Eppure, chiudere il “Late Night” significa incidere direttamente sull’abitudine degli americani, in particolare delle metropoli, su quel consolidato gusto dell’ultima risata prima di andare a dormire, ed equivale anche a rinunciare a una franchigia potente, gloriosa, passibile di rilanci e capace di far sentire la sua voce nei momenti che contano. Appunto. La malconcia compagine progressista ci ha messo un istante a reagire alla notizia di questa liquidazione chiamando in causa motivazioni politiche: Colbert nei suoi stand up è un feroce critico del presidente americano Donald Trump, al quale ogni giorno dedica battute al curaro. Del resto il “Late Night “non ha mai nascosto un’impronta autoriale tipicamente radical, a partire dai tempi della love story di Letterman coi coniugi Obama e attraverso il sostegno (ben più tiepido) per i Clinton. A Trump invece, questa ora di comicità & celebrità ha sempre riservato soltanto amari calici: tre giorni prima dell’annuncio Colbert aveva etichettato come una “grassa tangente” il patteggiamento da 16 milioni di dollari raggiunto dalla Paramount, proprietaria della Cbs, coi rappresentanti del presidente per sanare eventuali danni provocati da un montaggio strumentale di un’intervista rilasciata da Kamala Harris al programma “60 Minutes”.

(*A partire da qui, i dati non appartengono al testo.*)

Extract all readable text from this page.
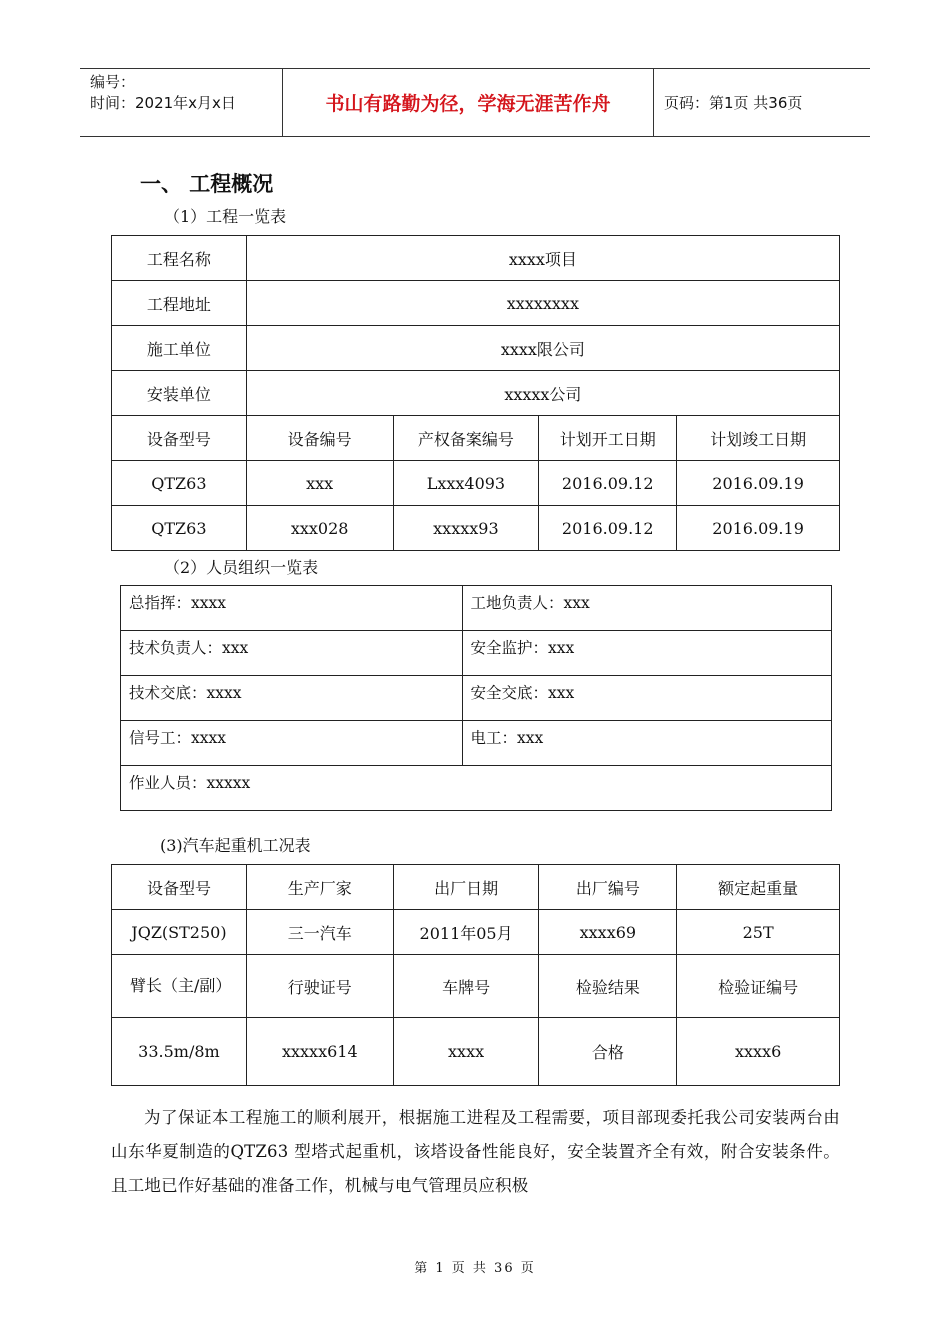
编号：
时间：2021年x月x日	书山有路勤为径，学海无涯苦作舟	页码：第1页 共36页
一、 工程概况
（1）工程一览表
工程名称	xxxx项目			
工程地址	xxxxxxxx			
施工单位	xxxx限公司			
安装单位	xxxxx公司			
设备型号	设备编号	产权备案编号	计划开工日期	计划竣工日期
QTZ63	xxx	Lxxx4093	2016.09.12	2016.09.19
QTZ63	xxx028	xxxxx93	2016.09.12	2016.09.19
（2）人员组织一览表
总指挥：xxxx	工地负责人：xxx
技术负责人：xxx	安全监护：xxx
技术交底：xxxx	安全交底：xxx
信号工：xxxx	电工：xxx
作业人员：xxxxx	
(3)汽车起重机工况表
设备型号	生产厂家	出厂日期	出厂编号	额定起重量
JQZ(ST250)	三一汽车	2011年05月	xxxx69	25T
臂长（主/副）	行驶证号	车牌号	检验结果	检验证编号
33.5m/8m	xxxxx614	xxxx	合格	xxxx6
为了保证本工程施工的顺利展开，根据施工进程及工程需要，项目部现委托我公司安装两台由山东华夏制造的QTZ63 型塔式起重机，该塔设备性能良好，安全装置齐全有效，附合安装条件。且工地已作好基础的准备工作，机械与电气管理员应积极
第 1 页 共 36 页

Un risarcimento assai poco giustificato, nei confronti del quale Colbert e molti altri opinionisti hanno rivolto i loro strali. Dev’essere stato il passo d’addio di una traiettoria televisiva ormai nel mirino della Casa Bianca: come hanno subito denunciato il senatore democratico Adam Schiff della California (ospite in quella stessa puntata dello show) e poco dopo dalla veterana Elizabeth Warren del Massachusetts, la mossa è spudoratamente politica. Paramount da tempo è in attesa del via libera governativo all’indispensabile merge con Skydance, e la testa di Colbert e dell’intero laboratorio del “Late Show” sono divenuti merce di scambio per rilasciare le autorizzazioni necessarie. E’ un altro giro di vite al bavaglio mediatico promosso dalla leadership trumpiana: è di poche settimane fa l’annuncio dei tagli dei finanziamenti a favore della National Public Radio e al Public Broadcasting Service – la molto rispettata emittente tv Pbs –, servizi informativi e culturali pubblici apertamente accusati dal presidente di propaganda in favore della sinistra e target di tanti suoi attacchi durante la campagna elettorale. Il defunding, per una cifra che può sfiorare il miliardo di dollari attacca anche le radio locali, un sistema informativo interconnesso alla vita dell’America profonda e va a braccetto con la strategia di smantellamento dell’Agency for Global Media a cui fanno capo Voice of America e Radio Free Europe. Il messaggio è che non c’è spazio per il dissenso nella visione trumpiana della nazione e che l’edificazione di questo tentacolare Polifemo socioculturale configura un futuro così fosco, da far sperare che il desiderio di reagire e ritrovare uno spirito smarrito trovi in fretta l’energia per produrre un cambiamento.